IER has no information about its founding members on its website, and only lists a board composed of seemingly independent conservative scholars and businessmen. Earlier reports revealed that IER/AEA has received grants from Koch-funded foundations, and its leadership includes several individuals who have at times worked for Koch or Koch-related interests. But this is the first time it has been revealed that Charles personally founded the organization.
In October of 1984, Charles, then using a Menlo Park, California address, founded a non-profit called the Institute for Humane Studies of Texas. That organization briefly lost its charter in 1989 for failure to pay the Texas state franchise tax. Four years later, incorporation documents reveal, the group rebranded as the Institute for Energy Research, or IER, which later formed a subsidiary called the American Energy Alliance.
IER/AEA’s advocacy contrasts sharply with Charles’ personal brand as a selfless libertarian activist. The industrialist has argued that he is resolutely against special government handouts, such as tax credits or subsidies that benefit one industry over another. “Far from trying to rig the system, I have spent decades opposing cronyism and all political favors, including mandates, subsidies and protective tariffs—even when we benefit from them,” Charles wrote in a column for The Wall Street Journal this year.

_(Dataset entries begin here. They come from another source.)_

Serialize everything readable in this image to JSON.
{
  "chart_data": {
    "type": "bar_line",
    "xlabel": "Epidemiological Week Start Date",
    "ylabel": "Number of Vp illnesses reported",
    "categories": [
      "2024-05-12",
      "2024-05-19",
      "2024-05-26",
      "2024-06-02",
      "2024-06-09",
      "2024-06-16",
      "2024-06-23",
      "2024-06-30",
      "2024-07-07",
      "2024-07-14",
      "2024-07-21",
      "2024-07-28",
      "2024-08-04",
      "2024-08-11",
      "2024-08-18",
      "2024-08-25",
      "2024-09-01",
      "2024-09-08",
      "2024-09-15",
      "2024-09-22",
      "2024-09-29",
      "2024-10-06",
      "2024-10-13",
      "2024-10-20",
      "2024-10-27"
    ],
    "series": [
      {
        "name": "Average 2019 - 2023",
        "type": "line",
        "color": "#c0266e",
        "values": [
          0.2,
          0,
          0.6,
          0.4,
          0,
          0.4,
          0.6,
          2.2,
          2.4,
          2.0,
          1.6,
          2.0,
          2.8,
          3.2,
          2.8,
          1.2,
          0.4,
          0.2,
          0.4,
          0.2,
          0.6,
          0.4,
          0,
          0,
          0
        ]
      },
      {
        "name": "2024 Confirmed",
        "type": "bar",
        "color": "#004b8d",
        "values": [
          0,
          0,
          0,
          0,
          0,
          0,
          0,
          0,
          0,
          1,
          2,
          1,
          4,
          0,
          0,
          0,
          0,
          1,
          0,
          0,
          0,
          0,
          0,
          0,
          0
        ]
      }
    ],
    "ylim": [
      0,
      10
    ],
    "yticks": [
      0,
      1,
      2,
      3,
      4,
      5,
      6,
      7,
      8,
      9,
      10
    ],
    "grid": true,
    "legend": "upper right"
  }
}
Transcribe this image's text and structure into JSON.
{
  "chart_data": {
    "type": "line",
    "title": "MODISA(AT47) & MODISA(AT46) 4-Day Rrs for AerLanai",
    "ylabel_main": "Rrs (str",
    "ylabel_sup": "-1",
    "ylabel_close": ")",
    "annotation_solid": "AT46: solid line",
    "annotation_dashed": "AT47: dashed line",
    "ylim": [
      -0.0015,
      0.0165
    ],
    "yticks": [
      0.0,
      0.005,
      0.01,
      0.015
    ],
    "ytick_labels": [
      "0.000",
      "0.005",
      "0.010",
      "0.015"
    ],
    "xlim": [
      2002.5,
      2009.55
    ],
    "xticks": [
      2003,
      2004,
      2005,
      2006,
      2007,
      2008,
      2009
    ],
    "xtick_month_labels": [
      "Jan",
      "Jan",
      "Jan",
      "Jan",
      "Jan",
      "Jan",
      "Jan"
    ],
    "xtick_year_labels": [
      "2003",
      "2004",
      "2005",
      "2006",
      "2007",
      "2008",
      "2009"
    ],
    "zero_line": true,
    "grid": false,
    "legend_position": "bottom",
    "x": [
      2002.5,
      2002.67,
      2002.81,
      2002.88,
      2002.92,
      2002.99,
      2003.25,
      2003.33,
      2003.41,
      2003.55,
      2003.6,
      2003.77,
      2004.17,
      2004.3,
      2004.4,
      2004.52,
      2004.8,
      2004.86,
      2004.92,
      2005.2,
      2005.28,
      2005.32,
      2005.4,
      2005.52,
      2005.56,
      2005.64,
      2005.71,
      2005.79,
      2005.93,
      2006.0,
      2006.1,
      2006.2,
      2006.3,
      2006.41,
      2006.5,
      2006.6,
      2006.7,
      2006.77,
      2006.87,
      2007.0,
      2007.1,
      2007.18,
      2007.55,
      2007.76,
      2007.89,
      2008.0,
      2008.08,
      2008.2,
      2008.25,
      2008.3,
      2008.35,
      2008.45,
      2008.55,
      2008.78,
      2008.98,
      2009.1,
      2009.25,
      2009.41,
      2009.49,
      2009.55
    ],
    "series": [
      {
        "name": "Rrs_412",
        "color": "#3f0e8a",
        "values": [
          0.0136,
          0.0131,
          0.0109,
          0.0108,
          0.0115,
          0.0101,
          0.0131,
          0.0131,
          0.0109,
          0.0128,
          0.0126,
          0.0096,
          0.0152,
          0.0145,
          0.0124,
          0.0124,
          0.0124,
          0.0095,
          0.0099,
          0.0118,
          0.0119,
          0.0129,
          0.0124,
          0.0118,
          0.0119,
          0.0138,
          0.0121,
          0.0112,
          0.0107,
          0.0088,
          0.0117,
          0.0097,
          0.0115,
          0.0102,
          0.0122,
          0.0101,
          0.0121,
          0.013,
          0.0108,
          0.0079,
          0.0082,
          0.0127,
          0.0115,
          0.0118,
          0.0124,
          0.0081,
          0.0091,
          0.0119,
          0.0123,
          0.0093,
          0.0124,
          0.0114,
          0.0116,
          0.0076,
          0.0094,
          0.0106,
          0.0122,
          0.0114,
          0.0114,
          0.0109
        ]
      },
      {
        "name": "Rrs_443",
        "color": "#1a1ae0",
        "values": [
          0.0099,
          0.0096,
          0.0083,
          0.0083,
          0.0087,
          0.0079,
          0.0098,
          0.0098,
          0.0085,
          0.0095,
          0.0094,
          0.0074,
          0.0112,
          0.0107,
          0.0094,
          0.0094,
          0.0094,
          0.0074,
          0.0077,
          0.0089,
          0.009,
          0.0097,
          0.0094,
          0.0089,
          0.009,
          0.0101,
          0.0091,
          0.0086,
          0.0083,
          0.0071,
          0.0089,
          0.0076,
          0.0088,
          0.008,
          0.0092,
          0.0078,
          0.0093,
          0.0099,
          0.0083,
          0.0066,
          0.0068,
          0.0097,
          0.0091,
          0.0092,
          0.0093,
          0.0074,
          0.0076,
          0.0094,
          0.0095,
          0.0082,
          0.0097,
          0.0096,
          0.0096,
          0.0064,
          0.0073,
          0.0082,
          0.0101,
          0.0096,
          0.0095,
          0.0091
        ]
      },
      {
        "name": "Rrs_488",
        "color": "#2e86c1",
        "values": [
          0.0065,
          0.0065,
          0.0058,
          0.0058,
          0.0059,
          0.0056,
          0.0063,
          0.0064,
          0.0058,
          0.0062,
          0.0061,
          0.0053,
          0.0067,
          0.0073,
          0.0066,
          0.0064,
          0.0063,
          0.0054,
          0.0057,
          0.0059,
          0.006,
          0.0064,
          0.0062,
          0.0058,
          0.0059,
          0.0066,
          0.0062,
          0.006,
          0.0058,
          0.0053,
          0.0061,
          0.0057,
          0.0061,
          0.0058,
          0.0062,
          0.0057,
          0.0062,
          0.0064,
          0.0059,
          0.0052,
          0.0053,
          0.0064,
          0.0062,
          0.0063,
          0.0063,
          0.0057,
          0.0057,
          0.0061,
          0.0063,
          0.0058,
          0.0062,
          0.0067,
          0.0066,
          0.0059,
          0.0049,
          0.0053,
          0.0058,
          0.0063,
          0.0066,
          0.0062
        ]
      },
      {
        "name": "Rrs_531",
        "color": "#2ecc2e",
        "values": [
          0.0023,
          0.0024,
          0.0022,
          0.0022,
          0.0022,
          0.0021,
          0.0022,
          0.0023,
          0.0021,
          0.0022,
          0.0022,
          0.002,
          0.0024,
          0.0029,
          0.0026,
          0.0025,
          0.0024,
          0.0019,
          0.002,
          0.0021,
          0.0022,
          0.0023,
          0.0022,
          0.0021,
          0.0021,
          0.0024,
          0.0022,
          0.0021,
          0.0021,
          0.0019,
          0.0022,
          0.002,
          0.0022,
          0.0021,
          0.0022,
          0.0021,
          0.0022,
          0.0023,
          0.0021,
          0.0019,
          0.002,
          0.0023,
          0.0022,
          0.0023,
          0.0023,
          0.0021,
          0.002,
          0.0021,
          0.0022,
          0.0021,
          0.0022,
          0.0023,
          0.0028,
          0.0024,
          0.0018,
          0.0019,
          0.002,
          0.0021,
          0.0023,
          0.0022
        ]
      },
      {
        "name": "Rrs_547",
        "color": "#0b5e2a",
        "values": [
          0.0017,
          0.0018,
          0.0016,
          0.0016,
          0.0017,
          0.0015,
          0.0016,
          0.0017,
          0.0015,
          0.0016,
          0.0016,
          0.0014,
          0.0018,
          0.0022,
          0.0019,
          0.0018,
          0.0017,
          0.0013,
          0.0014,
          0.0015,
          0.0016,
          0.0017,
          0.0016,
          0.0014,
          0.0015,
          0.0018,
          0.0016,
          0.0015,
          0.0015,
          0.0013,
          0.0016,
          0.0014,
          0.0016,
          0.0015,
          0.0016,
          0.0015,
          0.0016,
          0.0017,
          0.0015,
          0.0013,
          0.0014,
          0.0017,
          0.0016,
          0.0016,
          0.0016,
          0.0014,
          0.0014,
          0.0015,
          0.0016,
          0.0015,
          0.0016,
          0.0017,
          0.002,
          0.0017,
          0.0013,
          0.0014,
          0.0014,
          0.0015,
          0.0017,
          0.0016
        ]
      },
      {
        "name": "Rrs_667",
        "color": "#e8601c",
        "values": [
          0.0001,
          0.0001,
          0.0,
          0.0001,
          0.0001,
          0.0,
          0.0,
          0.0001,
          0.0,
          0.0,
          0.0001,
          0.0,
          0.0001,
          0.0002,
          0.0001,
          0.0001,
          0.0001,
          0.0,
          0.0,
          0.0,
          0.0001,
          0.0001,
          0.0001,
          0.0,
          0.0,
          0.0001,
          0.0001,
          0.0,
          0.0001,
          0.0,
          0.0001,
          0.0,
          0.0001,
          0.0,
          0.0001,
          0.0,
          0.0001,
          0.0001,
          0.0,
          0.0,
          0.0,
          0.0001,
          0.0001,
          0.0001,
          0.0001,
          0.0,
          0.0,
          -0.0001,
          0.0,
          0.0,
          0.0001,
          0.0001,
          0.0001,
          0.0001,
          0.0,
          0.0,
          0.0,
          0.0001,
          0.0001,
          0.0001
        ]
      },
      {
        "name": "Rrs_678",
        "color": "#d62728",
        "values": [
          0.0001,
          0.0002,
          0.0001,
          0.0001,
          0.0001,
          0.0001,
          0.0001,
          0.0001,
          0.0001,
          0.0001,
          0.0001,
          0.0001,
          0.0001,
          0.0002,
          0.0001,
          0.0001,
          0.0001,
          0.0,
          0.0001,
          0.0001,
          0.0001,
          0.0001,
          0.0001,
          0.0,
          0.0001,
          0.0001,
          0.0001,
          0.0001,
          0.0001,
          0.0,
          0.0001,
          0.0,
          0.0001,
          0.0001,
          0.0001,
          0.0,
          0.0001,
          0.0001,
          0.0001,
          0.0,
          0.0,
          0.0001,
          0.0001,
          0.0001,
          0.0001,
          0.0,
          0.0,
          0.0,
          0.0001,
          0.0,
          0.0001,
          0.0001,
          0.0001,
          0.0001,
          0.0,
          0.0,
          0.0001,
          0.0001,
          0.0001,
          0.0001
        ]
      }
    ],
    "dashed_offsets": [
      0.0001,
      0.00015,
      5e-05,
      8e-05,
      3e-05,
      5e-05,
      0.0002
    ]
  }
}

But Charles’ group, IER/AEA, has fought to protect special tax breaks that benefit fossil fuel producers. Along with issuing press releases against various federal efforts to eliminate oil and gas industry tax credits, IER/AEA commissioned a study claiming that such tax reforms would have an adverse effect on jobs and on oil production.
Charles and his brother David are personally responsible for founding and funding much of the modern conservative infrastructure. The popular libertarian think tank, the Cato Institute, was in fact first named the Charles Koch Foundation, Inc before rebranding. The largest political organization in America outside the Democratic and Republican parties is Americans for Prosperity, the Tea Party-organizing foundation also founded by the Kochs.
The latest organs in the Koch political network have carefully guarded the sources of their funding and direction. There is the new youth group, Generation Opportunity, along with the new veterans-related campaign organization, Concerned Veterans for America. But IER/AEA’s true origin casts new light on its motivations.